The increased abundance of dog friendly parks, beaches and cafes now make exercising your pet even more enjoyable and achievable. If you can’t exercise your pet for work related or other reasons then ask a relative, or pay the kid next door to walk or play fetch with your dog for ten minutes, a few times a week. Once you get into a set routine it is much easier to stick to it. For this reason a Dog Walker is a great way of making sure your dog gets regular exercise. Just one 30 minute walk a week can make a difference to your dog’s health and happiness and it may help decrease other unwanted behaviours associated with boredom such as plant chewing, hole digging, barking and general nuisance behaviour.

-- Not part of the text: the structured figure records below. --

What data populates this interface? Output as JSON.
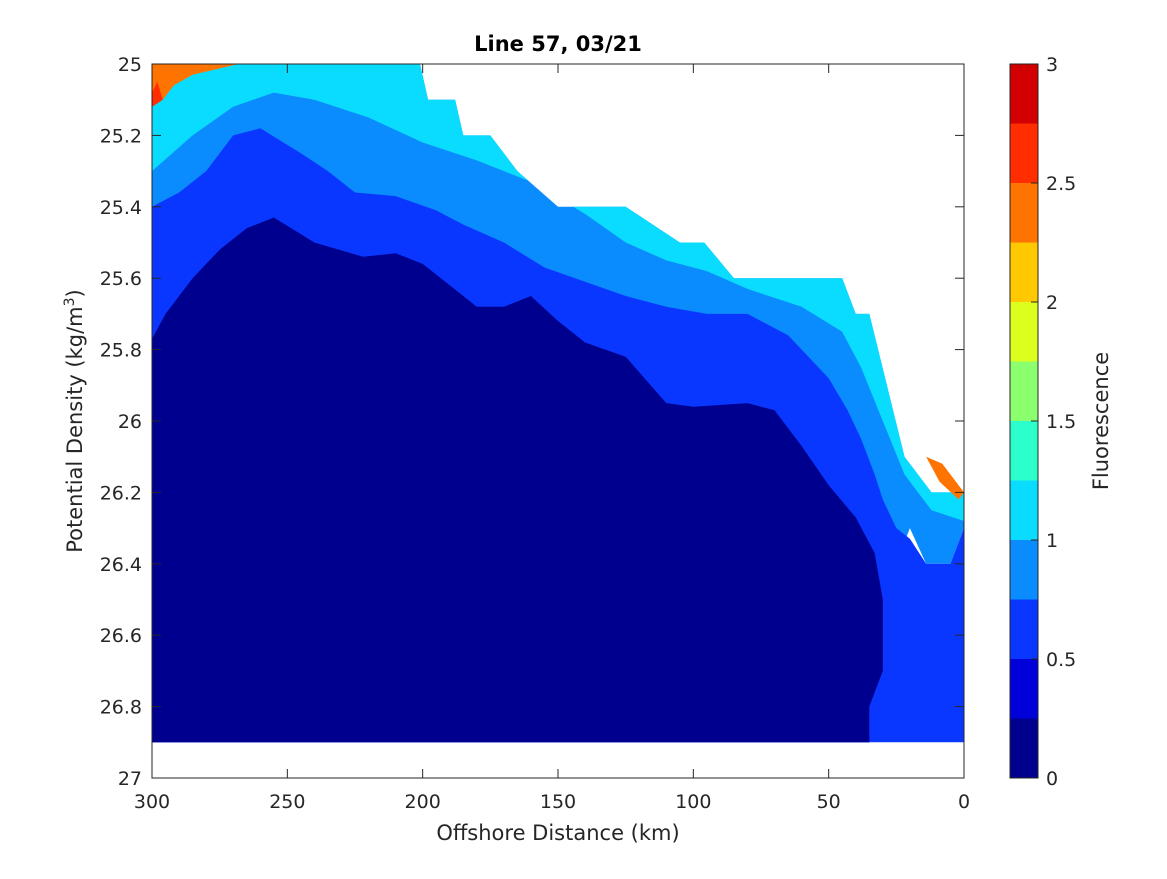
{
  "chart_data": {
    "type": "contour",
    "title": "Line 57, 03/21",
    "xlabel": "Offshore Distance (km)",
    "ylabel": "Potential Density (kg/m",
    "ylabel_sup": "3",
    "ylabel_close": ")",
    "colorbar_label": "Fluorescence",
    "xlim": [
      300,
      0
    ],
    "ylim": [
      27,
      25
    ],
    "x_reversed": true,
    "y_reversed": true,
    "x_ticks": [
      300,
      250,
      200,
      150,
      100,
      50,
      0
    ],
    "x_tick_labels": [
      "300",
      "250",
      "200",
      "150",
      "100",
      "50",
      "0"
    ],
    "y_ticks": [
      25,
      25.2,
      25.4,
      25.6,
      25.8,
      26,
      26.2,
      26.4,
      26.6,
      26.8,
      27
    ],
    "y_tick_labels": [
      "25",
      "25.2",
      "25.4",
      "25.6",
      "25.8",
      "26",
      "26.2",
      "26.4",
      "26.6",
      "26.8",
      "27"
    ],
    "color_ticks": [
      0,
      0.5,
      1,
      1.5,
      2,
      2.5,
      3
    ],
    "color_tick_labels": [
      "0",
      "0.5",
      "1",
      "1.5",
      "2",
      "2.5",
      "3"
    ],
    "clim": [
      0,
      3
    ],
    "levels": [
      0,
      0.25,
      0.5,
      0.75,
      1,
      1.25,
      1.5,
      1.75,
      2,
      2.25,
      2.5,
      2.75,
      3
    ],
    "level_colors": [
      "#00008f",
      "#0000db",
      "#0a37ff",
      "#0a8cff",
      "#0adcff",
      "#2dffcc",
      "#8cff6e",
      "#dcff1e",
      "#ffc800",
      "#ff7300",
      "#ff2d00",
      "#d20000"
    ],
    "data_boundary": [
      [
        300,
        25.0
      ],
      [
        201,
        25.0
      ],
      [
        198,
        25.1
      ],
      [
        188,
        25.1
      ],
      [
        185,
        25.2
      ],
      [
        175,
        25.2
      ],
      [
        165,
        25.3
      ],
      [
        150,
        25.4
      ],
      [
        125,
        25.4
      ],
      [
        105,
        25.5
      ],
      [
        96,
        25.5
      ],
      [
        85,
        25.6
      ],
      [
        55,
        25.6
      ],
      [
        45,
        25.6
      ],
      [
        40,
        25.7
      ],
      [
        35,
        25.7
      ],
      [
        22,
        26.1
      ],
      [
        12,
        26.2
      ],
      [
        0,
        26.2
      ],
      [
        0,
        26.3
      ],
      [
        5,
        26.4
      ],
      [
        14,
        26.4
      ],
      [
        20,
        26.3
      ],
      [
        30,
        26.5
      ],
      [
        30,
        26.7
      ],
      [
        35,
        26.8
      ],
      [
        35,
        26.9
      ],
      [
        300,
        26.9
      ]
    ],
    "contour_bands": [
      {
        "level": 1,
        "boundary": [
          [
            300,
            25.77
          ],
          [
            295,
            25.7
          ],
          [
            285,
            25.6
          ],
          [
            275,
            25.52
          ],
          [
            265,
            25.46
          ],
          [
            255,
            25.43
          ],
          [
            240,
            25.5
          ],
          [
            222,
            25.54
          ],
          [
            210,
            25.53
          ],
          [
            200,
            25.56
          ],
          [
            190,
            25.62
          ],
          [
            180,
            25.68
          ],
          [
            170,
            25.68
          ],
          [
            160,
            25.65
          ],
          [
            150,
            25.72
          ],
          [
            140,
            25.78
          ],
          [
            125,
            25.82
          ],
          [
            110,
            25.95
          ],
          [
            100,
            25.96
          ],
          [
            80,
            25.95
          ],
          [
            70,
            25.97
          ],
          [
            60,
            26.07
          ],
          [
            50,
            26.18
          ],
          [
            40,
            26.27
          ],
          [
            33,
            26.37
          ],
          [
            30,
            26.5
          ],
          [
            30,
            26.7
          ],
          [
            35,
            26.8
          ],
          [
            35,
            26.9
          ],
          [
            300,
            26.9
          ]
        ]
      },
      {
        "level": 2,
        "boundary": [
          [
            300,
            25.4
          ],
          [
            290,
            25.36
          ],
          [
            280,
            25.3
          ],
          [
            270,
            25.2
          ],
          [
            260,
            25.18
          ],
          [
            245,
            25.25
          ],
          [
            235,
            25.3
          ],
          [
            225,
            25.36
          ],
          [
            210,
            25.37
          ],
          [
            195,
            25.41
          ],
          [
            185,
            25.45
          ],
          [
            170,
            25.5
          ],
          [
            155,
            25.57
          ],
          [
            140,
            25.61
          ],
          [
            125,
            25.65
          ],
          [
            110,
            25.68
          ],
          [
            95,
            25.7
          ],
          [
            80,
            25.7
          ],
          [
            65,
            25.76
          ],
          [
            50,
            25.88
          ],
          [
            43,
            25.97
          ],
          [
            38,
            26.05
          ],
          [
            33,
            26.15
          ],
          [
            30,
            26.22
          ],
          [
            25,
            26.3
          ],
          [
            20,
            26.33
          ],
          [
            14,
            26.4
          ],
          [
            5,
            26.4
          ],
          [
            0,
            26.3
          ],
          [
            0,
            26.9
          ],
          [
            300,
            26.9
          ]
        ]
      }
    ],
    "warm_patches": [
      {
        "level": 9,
        "boundary": [
          [
            300,
            25.0
          ],
          [
            268,
            25.0
          ],
          [
            285,
            25.03
          ],
          [
            292,
            25.06
          ],
          [
            296,
            25.1
          ],
          [
            300,
            25.12
          ]
        ]
      },
      {
        "level": 10,
        "boundary": [
          [
            300,
            25.08
          ],
          [
            298,
            25.05
          ],
          [
            296,
            25.1
          ],
          [
            300,
            25.12
          ]
        ]
      },
      {
        "level": 9,
        "boundary": [
          [
            14,
            26.1
          ],
          [
            8,
            26.12
          ],
          [
            0,
            26.2
          ],
          [
            2,
            26.22
          ],
          [
            9,
            26.17
          ]
        ]
      }
    ]
  }
}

Change the way you feed your pet

This doesn’t mean you have to go out and buy the most expensive prescription dog food but it does mean you have to think about how you feed your pet in relation to his breed, body size and metabolism.
Some breeds such as Labrador and Golden Retrievers are more food driven and therefore more prone to weight gain compared to other breeds such as Greyhounds and Whippets. As a result you need to adjust their food intake accordingly. Often you can split meals into a morning and night feed so that they are burning calories through the day. Alternatively you can hide food in food toys or bury it in a sandpit so your dog has to search and dig for their food thereby satisfying two needs; hunger and exercise.

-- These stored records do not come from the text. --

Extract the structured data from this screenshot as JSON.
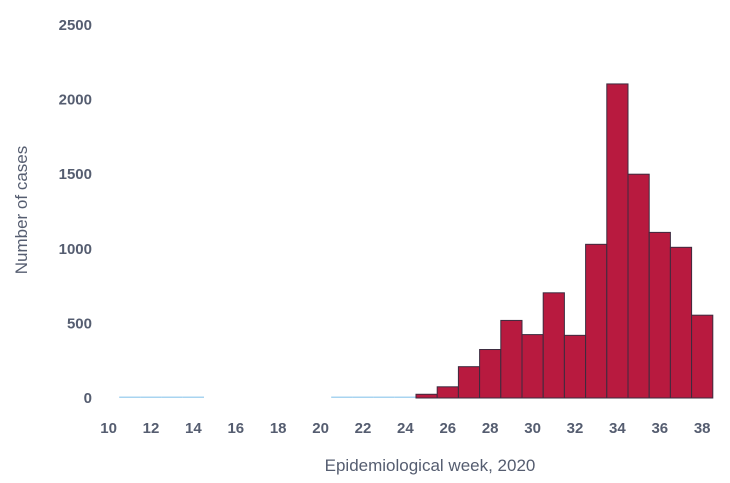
{
  "chart_data": {
    "type": "bar",
    "title": "",
    "xlabel": "Epidemiological week, 2020",
    "ylabel": "Number of cases",
    "ylim": [
      0,
      2500
    ],
    "yticks": [
      0,
      500,
      1000,
      1500,
      2000,
      2500
    ],
    "xticks": [
      10,
      12,
      14,
      16,
      18,
      20,
      22,
      24,
      26,
      28,
      30,
      32,
      34,
      36,
      38
    ],
    "grid": false,
    "legend": "none",
    "weeks": [
      10,
      11,
      12,
      13,
      14,
      15,
      16,
      17,
      18,
      19,
      20,
      21,
      22,
      23,
      24,
      25,
      26,
      27,
      28,
      29,
      30,
      31,
      32,
      33,
      34,
      35,
      36,
      37,
      38
    ],
    "values": [
      0,
      2,
      5,
      10,
      4,
      0,
      0,
      0,
      0,
      0,
      0,
      3,
      3,
      4,
      3,
      25,
      75,
      210,
      325,
      520,
      425,
      705,
      420,
      1030,
      2105,
      1500,
      1110,
      1010,
      555
    ],
    "colors": {
      "bar_fill": "#b81a3f",
      "bar_stroke": "#3d2b3f",
      "low_bar_fill": "#a8d4f0",
      "text": "#555d70"
    }
  }
}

Many people fall into the trap of changing to a light or mature diet to help their dog lose weight. Remember many of these diets will slow down or stop weight gain but will NOT help your pet actually lose weight. Reducing your dog’s calorie intake (i.e. feeding less) and increasing exercise is still important. For example: If you give your dog a raw meaty bone then don’t give the same amount of dry food on that day that you normally would, reduce the amount by ¼ to a ½. Similarly, use kibble from his daily food ration to use as treats and rewards or reward him with a walk or play time instead.

There are many ways to reduce and control your pet’s weight and of course it will depend on the age and any ailments your dog has as to how much you can do. Talk to your vet about weight loss in your pet and they can help you come up with strategies including what to feed, how much to feed and how often to help optimise weight loss.

Good luck, fingers crossed we can all stick to some of our New Year’s resolutions!!